Meet the “Faces of Durham” Leroy Walker & Al Buehler
Posted on November 30, 2020Faces of Durham features a selection of familiar and lesser-known faces from the Bull City’s past and present. The exhibit highlights a broad range of contributions including industry and commerce, medicine, and human relations while mapping Durham’s development from a railway stop to a booming tobacco town, and to today’s revitalized hub of arts and innovation. Check out our blog as we introduce some of the faces from the exhibit.
LeRoy T. Walker (1918-2012): Track coach and interim chancellor and chancellor at North Carolina Central University, Walker became the first African American Olympic head coach in 1976 and was appointed the first black president of the United States Olympic Committee in 1992. He was president of the US delegation to the 1996 Olympic Summer Games in Atlanta.
Al Buehler (b.1930): Track and cross country coach at Duke University for 45 years who organized integrated trainings with NCCU’s teams.

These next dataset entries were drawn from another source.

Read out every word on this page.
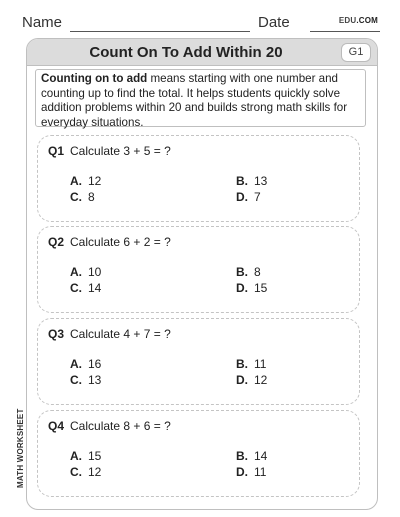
Name	Date	EDU.COM
Count On To Add Within 20	G1
Counting on to add means starting with one number and counting up to find the total. It helps students quickly solve addition problems within 20 and builds strong math skills for everyday situations.
Q1 Calculate 3 + 5 = ?
A. 12	B. 13
C. 8	D. 7
Q2 Calculate 6 + 2 = ?
A. 10	B. 8
C. 14	D. 15
Q3 Calculate 4 + 7 = ?
A. 16	B. 11
C. 13	D. 12
Q4 Calculate 8 + 6 = ?
A. 15	B. 14
C. 12	D. 11
MATH WORKSHEET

Under his leadership, Duke’s cross country team won six ACC championship titles. He was an Olympic coach and manger throughout the 1970s and 1980s, and served as director of the Martin Luther King Jr. Games in 1973, the U.S.S.R. Meet in 1974 and the Lite Invitational Meet in 1981.
Durham played host to a historic Pan Africa-USA International Track Meet at Duke University on July 16-17, 1971; pitting some of America’s best track and field athletes against competitors from fourteen African nations. It was the largest track event in the Western Hemisphere that year and the first international track meet held in North Carolina and the Southeast.
An estimated 52,000 people packed Wallace Wade Stadium on two sweltering days that summer. Walker and Buehler partnered to coordinate the international event.
“I managed the logistics, while LeRoy brought the best athletes to compete,” said Buehler. “People from all over the country came to watch . . . They wanted to be a part of history.”
Thanks to Walker and Buehler, Durham became the international track-and-field focus of the nation, with Duke University also hosting the world’s top athletes in meets involving the United States-Soviet Union in 1974, the United States-Pan Africa-West Germany in 1975, and again the United States-Pan Africa in 1994.